Oh, NBC. Where do I even begin? I guess we can count our blessings and say that at least Pierre McGuire wasn’t there to make us roll our eyeballs right out of our heads, but there are plenty of other annoying, obsequious commentators out there. If it’s not Sidney Crosby that the talking heads are fawning over, then by default, T.J. Oshie seems to be their next-best golden boy.

Does he deserve at least some accolades? Sure. He’s a good player. And he’s one of the few guys on the Blues who isn’t a dirty player. It’s not surprising there would be some buzz about him, given that Game 2 was his first game back after convalescing from injuries sustained toward the end of the regular season. But for all the hullabaloo, he had zero points and was a -1 in yesterday’s game, while Jonathan Toews made a very positive impact for the Hawks from the get-go in Game 1 (his first game back from injury). Although Oshie enjoyed some well-deserved praise as the Greatest American Hero in the shootout against Russia in the 2014 Winter Olympics in Sochi, just remember, there are no shootouts in the playoffs. (Thank heavens for small favors, amirite?)

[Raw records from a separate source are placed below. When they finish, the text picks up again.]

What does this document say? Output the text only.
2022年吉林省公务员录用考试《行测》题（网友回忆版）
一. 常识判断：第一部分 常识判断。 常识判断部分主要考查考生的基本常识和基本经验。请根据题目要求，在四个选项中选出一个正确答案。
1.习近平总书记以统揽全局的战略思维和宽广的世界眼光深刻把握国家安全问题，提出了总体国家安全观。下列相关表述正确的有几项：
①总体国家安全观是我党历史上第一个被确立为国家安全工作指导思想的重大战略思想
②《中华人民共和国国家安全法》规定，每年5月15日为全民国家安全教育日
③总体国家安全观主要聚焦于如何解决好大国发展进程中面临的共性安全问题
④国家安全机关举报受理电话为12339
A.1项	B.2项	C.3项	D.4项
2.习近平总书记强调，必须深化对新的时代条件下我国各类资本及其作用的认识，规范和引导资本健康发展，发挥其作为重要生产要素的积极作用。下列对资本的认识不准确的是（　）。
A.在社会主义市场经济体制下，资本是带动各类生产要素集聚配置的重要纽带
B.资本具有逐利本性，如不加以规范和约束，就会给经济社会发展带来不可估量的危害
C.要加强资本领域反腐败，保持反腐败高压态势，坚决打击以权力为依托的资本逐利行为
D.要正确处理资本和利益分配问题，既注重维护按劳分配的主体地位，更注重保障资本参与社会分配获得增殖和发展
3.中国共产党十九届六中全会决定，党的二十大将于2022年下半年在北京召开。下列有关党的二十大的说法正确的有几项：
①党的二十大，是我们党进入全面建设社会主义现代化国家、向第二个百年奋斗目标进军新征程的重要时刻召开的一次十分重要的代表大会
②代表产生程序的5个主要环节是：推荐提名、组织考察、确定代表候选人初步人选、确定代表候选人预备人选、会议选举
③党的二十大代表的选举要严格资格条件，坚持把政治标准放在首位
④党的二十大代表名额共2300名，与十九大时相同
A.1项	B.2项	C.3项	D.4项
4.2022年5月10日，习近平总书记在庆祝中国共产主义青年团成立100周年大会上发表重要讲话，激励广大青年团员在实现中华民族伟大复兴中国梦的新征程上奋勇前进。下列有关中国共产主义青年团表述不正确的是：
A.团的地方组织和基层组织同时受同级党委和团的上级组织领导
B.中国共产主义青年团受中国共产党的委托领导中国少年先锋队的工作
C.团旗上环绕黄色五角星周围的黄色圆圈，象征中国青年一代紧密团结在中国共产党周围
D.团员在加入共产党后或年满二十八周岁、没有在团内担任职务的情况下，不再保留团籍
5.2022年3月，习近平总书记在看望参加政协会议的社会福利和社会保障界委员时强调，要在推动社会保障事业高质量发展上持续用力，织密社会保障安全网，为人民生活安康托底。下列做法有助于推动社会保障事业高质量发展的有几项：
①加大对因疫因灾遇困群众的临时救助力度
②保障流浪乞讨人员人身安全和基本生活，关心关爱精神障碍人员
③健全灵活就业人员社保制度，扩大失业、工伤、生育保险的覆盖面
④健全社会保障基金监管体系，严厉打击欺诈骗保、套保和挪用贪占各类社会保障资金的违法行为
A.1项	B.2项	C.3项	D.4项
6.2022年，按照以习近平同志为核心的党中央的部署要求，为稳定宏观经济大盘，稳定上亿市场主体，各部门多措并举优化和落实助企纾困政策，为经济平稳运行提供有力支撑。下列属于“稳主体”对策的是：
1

NBC isn’t the only culprit, however. Just do a simple Google search, and you will see how most sports media outlets have all but written off the Blackhawks in this series, after only 2 games. Funny how their memories are conveniently long when it comes to citing certain facts (like how many consecutive years the Detroit Red Wings have made the playoffs), yet ridiculously short in other contexts (like how that very same team dropped a 3-1 series lead at the hands of the Hawks last year in the Western Conference Semifinals).

3. The NHL

The controversy over calls and no calls, hits and penalties, fines and other arbitrary punishments is as intractable as it is infinite. It is difficult for a fan of any team to resist the temptation to complain that the referees are biased against them, especially when decisions made during (and sometimes after) a game are just like pouring salt on a wound. But sometimes you just have to wonder if they really are. Whether you think Coach Joel Quenneville should have been fined, or Brent Seabrook penalized, for their respective actions is an entirely different issue from the question of degree. If you look at that second question alone, you may be able to see why the NHL officials really get under my skin. To illustrate:

Exhibit A:

Coach Q gets upset from a blatant no call, makes a rude gesture on live TV (no less rude than what the late Michael Jackson would have been able to do, making millions in the process), and gets fined $25,000. Milan Lucic of the Boston Bruins blatantly hits a Red Wings player in the same offending area, gets only a $5,000 fine (which amounts to a couple of shifts). Seems legit.

Exhibit B:

Seabs makes a hit that scrambles the eggs of David Backes; he gets a major penalty, a game misconduct, and an early exit from the game. Brooks Orpik makes a substantially similar hit, but gets absolutely NOTHING. And before you decry one or the other as a “dirty” hit, look at the frame-by-frame comparison between the two. And also look at the history of both players. Guess which player even has a history of dirty play?

Then again, the NHL is a for-profit business. By all means, let’s do something that will make the game more thrilling, like preventing a repeat champion. Right?